As news of this has trickled out to the mainstream media slowly, I'm sure some of  have perhaps heard that Nicholas Hughes died on the 16th of this month at his own hands. Nicholas was of course the second of two children born to Sylvia Plath and Ted Hughes.

He was in 46 and made his home in Fairbanks Alaska when he was a prominent fish biologist at the University of Alaska Fairbanks. Not surprisingly he inherited his fathers fondness for fishing and nature.

His passing might have only made the local papers, but the the word of his suicide made the news around the U.S. and across the Atlantic in Europe as well.  He was after all the son of Sylvia and Ted.  There is so much tragedy associated with the family already and this will only rekindle the debates about his mothers death.

Nicholas was less in the limelight than his sister Frieda who like her mother wrote poetry and and painted as a serious artist herself. In a statement by Frieda released as she departed for Fairbanks she noted that her brother had been battling depression for some time.
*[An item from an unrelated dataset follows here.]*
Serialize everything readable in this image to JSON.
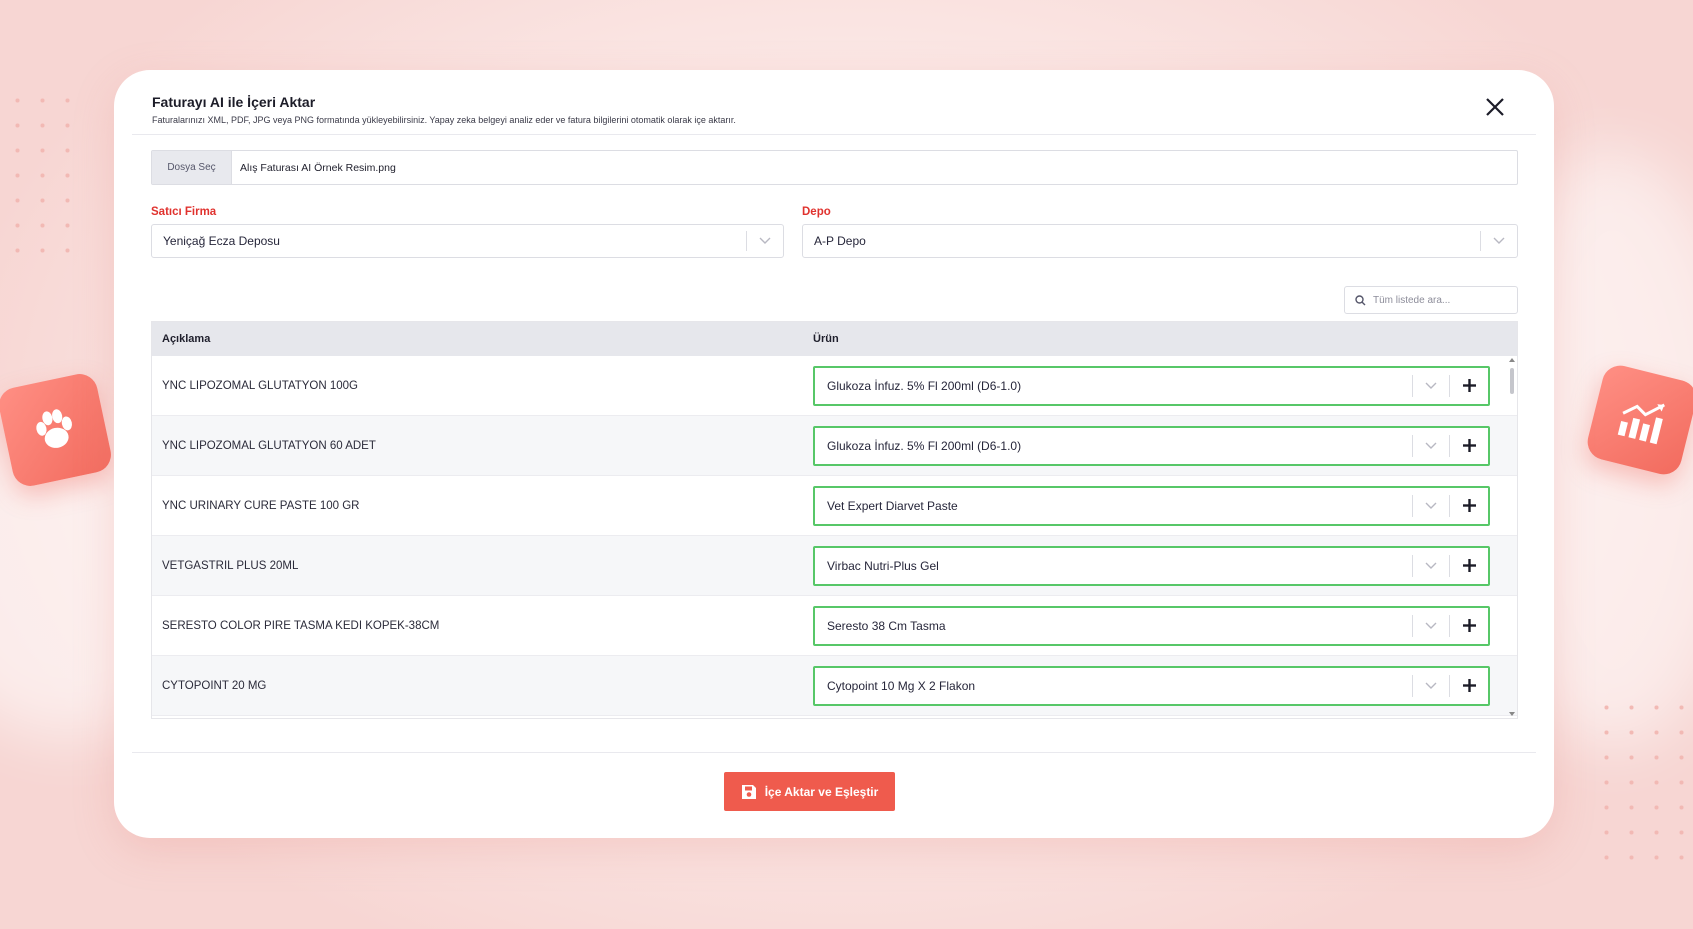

Already I've seen stories that have popped up talking about a "suicide gene." There is statistically a high percentage of suicides among individuals who have lost a family member to suicide, but so far not real scientific evidence that links the act directly to genetics. It is true that the conditions, both environmental and by some predisposition to depression may increase the tendency but that linkage is more indirect.